La coordination en crise

Les informations éparses dont nous disposons pour le moment, tant en ce qui concerne la situation à l’échelle locale qu’au sein des ministères, suggère un assez haut degré de confusion, voire de tensions et parfois de conflits. Cette situation n’est en soi pas surprenante, les crises étant des moments où les problèmes de coordination sont fréquents. Elle n’en est pas moins importante à analyser, d’abord à la lumière des efforts fournis depuis des années, à la suite de crises réelles ou d’exercices de simulation, pour bâtir un dispositif capable de coordonner de très nombreux intervenants ; ensuite par ce qu’elle dit de la tentation de multiplier les organisations et les dispositifs organisés pour gérer les crises, au détriment d’une réflexion sur les modalités de coordination et de coopération en situation dégradée.
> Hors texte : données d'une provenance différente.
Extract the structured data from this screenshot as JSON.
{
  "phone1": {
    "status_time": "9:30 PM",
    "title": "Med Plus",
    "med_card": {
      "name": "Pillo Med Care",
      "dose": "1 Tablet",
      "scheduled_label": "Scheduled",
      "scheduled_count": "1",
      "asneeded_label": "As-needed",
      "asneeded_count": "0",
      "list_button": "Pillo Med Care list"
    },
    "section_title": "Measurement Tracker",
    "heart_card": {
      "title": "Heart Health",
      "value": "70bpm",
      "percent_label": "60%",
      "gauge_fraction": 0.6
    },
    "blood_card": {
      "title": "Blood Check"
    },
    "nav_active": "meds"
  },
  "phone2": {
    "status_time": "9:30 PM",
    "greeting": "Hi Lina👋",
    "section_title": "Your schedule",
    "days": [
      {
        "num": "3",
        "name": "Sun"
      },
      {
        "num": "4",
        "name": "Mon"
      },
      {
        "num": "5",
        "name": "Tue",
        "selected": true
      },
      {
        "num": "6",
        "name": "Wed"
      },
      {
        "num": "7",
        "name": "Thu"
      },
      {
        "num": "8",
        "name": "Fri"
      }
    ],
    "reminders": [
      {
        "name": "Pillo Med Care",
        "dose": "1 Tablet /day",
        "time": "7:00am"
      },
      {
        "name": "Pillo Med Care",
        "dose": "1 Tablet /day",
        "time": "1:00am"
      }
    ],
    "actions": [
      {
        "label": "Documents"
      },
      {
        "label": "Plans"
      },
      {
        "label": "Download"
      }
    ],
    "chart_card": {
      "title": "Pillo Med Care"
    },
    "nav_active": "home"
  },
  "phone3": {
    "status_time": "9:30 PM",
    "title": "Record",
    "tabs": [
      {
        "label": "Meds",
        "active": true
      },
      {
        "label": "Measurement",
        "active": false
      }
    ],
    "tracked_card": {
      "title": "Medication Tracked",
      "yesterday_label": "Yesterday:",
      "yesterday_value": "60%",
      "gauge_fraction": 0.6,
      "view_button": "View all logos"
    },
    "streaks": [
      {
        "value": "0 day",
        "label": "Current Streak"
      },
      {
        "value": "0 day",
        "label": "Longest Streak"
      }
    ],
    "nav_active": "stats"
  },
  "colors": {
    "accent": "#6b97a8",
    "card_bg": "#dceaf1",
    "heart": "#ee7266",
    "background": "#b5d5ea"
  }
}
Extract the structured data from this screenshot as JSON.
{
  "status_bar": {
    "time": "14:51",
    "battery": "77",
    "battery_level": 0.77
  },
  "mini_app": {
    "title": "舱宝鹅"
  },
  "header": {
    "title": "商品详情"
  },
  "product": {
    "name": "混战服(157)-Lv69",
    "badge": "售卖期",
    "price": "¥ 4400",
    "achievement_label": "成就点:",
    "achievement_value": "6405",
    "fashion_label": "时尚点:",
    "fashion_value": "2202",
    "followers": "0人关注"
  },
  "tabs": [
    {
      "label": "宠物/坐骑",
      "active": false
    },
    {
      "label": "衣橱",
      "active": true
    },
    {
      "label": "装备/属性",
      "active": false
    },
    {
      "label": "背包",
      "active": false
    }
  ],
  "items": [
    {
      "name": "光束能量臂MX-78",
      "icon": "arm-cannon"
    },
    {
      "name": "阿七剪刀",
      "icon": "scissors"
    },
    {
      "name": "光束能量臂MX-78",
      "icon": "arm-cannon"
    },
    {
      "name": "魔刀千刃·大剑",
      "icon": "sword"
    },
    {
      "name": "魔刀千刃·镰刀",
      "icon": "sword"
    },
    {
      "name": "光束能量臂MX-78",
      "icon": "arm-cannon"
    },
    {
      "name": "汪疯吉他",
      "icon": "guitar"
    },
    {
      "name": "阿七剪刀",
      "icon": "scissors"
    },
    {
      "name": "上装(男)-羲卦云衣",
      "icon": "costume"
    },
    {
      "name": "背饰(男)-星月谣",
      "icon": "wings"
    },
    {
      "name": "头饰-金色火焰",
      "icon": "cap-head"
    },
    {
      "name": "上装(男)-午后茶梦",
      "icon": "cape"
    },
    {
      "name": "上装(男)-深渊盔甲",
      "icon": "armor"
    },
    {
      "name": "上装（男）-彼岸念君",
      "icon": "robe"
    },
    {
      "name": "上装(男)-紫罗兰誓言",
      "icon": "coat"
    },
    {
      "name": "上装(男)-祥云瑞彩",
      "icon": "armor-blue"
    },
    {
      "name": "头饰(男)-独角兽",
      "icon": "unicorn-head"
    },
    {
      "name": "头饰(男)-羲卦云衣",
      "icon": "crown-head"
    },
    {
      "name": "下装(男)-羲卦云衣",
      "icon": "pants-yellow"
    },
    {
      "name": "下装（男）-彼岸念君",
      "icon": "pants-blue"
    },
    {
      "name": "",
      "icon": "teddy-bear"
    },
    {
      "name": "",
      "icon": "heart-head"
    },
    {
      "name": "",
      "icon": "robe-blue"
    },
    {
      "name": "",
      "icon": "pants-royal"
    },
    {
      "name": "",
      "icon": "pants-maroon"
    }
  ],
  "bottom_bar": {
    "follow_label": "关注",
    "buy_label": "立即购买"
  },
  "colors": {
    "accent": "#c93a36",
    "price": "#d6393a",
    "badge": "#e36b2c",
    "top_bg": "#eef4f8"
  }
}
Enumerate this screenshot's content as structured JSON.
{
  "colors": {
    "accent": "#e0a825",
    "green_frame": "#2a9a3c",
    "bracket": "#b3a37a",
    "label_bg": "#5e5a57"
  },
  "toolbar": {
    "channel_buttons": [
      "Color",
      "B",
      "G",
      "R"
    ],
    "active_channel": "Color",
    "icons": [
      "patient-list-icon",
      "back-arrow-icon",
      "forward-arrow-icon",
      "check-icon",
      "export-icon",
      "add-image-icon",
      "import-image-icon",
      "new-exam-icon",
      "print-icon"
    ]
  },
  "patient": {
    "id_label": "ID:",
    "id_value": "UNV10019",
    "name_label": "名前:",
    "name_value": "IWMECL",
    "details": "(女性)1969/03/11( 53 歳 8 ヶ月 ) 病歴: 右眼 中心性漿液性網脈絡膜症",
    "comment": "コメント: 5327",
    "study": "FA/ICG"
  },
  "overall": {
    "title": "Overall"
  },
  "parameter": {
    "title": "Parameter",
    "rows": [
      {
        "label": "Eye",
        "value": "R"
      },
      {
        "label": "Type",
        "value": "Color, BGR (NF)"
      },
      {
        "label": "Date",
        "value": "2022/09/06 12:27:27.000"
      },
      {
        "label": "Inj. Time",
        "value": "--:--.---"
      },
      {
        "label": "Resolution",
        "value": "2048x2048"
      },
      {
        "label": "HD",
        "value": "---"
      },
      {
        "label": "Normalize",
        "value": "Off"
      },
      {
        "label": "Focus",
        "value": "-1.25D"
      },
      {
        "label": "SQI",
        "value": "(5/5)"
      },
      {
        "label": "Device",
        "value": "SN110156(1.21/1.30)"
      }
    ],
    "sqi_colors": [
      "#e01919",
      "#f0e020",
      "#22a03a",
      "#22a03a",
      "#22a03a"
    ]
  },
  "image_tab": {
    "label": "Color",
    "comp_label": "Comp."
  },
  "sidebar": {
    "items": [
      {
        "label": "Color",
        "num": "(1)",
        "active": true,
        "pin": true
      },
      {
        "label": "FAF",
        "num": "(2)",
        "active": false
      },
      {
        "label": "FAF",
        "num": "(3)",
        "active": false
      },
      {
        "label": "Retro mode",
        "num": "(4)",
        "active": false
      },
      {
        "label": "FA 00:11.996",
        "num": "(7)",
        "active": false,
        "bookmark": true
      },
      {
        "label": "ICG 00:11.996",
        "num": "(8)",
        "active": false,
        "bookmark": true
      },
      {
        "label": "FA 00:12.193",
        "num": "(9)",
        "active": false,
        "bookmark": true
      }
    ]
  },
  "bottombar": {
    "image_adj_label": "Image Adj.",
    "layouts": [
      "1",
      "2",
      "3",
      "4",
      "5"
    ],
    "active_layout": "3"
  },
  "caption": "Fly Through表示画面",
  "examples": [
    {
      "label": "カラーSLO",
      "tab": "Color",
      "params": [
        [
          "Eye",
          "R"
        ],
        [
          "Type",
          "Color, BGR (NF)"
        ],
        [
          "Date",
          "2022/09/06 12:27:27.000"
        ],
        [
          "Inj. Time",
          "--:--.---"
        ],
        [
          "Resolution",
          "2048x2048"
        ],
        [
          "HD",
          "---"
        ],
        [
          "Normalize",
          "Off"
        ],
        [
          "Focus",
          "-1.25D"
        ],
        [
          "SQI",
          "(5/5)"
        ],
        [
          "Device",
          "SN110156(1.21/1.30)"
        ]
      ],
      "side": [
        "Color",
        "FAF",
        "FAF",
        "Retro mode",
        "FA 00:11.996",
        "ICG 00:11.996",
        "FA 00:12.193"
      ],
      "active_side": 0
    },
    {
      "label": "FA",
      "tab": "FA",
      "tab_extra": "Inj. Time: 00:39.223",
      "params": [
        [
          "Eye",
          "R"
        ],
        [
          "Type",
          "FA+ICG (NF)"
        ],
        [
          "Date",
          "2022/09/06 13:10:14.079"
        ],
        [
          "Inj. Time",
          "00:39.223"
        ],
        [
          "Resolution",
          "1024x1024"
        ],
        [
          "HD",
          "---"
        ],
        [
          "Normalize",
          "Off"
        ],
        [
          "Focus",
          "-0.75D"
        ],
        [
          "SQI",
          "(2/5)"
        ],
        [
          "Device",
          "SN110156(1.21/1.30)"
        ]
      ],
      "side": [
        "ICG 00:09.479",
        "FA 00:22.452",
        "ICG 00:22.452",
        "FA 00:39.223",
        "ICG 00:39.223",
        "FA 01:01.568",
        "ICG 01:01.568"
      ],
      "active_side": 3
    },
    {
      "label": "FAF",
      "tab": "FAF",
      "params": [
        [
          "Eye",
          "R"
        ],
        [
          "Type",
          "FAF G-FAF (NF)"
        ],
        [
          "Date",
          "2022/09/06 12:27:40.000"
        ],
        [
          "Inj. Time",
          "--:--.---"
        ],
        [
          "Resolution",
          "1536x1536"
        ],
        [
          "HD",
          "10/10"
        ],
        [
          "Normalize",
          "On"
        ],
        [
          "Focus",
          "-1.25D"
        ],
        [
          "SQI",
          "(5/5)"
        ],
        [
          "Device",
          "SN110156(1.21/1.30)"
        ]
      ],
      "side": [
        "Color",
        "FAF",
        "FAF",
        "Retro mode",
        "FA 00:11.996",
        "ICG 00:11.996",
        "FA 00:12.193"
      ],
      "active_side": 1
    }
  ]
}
En témoigne le fait que les autorités recourent à de nouvelles organisations ou procédures pour améliorer la communication, contribuant ainsi à complexifier un champ déjà passablement dense en organisations de gestion de crise, au détriment d’une réflexion sur ce qui fait le succès de la gestion de crise, et en particulier la dimension interpersonnelle. A ce titre, la gestion de crise actuelle, contrairement à d’autres situations passées, se caractérise par un fonctionnement particulier. Alors qu’il est d’usage en période de crise, pour les membres des cellules de crise, de se retrouver physiquement dans une salle pour travailler ensemble, dans le cas présent pour des raisons liées au confinement, les cellules de crise fonctionnent très largement à distance. Ce point peut paraître anodin mais il ne l’est pas. En effet, les travaux sur la gestion de crise soulignent l’importance des relations interindividuelles durant les phases aiguës notamment, lorsqu’il s’agit de partager des informations, de se forger une représentation de la situation et de prendre des décisions. Des formes d’interconnaissance et de confiance se développent entre les participants, qui conduisent ensuite à un meilleur échange d’informations et une plus grande rapidité dans les décisions. Ces formes d’interconnaissance peuvent également s’observer entre cellules de crise. Or, en fonctionnant à distance, les participants ont moins l’occasion de nouer des relations et, partant, tendent à demeurer dans une approche individuelle de la crise sans avoir la possibilité de la partager autrement que lors d’audioconférences ou par mails, SMS et messages WhatsApp.

D’autres questions pourraient encore être explorées : qu’il s’agisse des différents cadrages de la crise (sanitaire, économique, sécuritaire …) ; de la manière dont sont comptées les victimes ; de la fin de la crise (sortie du confinement et organisation d’un retour à « la normale ») ; ou des modalités qui seront mises en œuvre pour tirer les leçons de cette crise.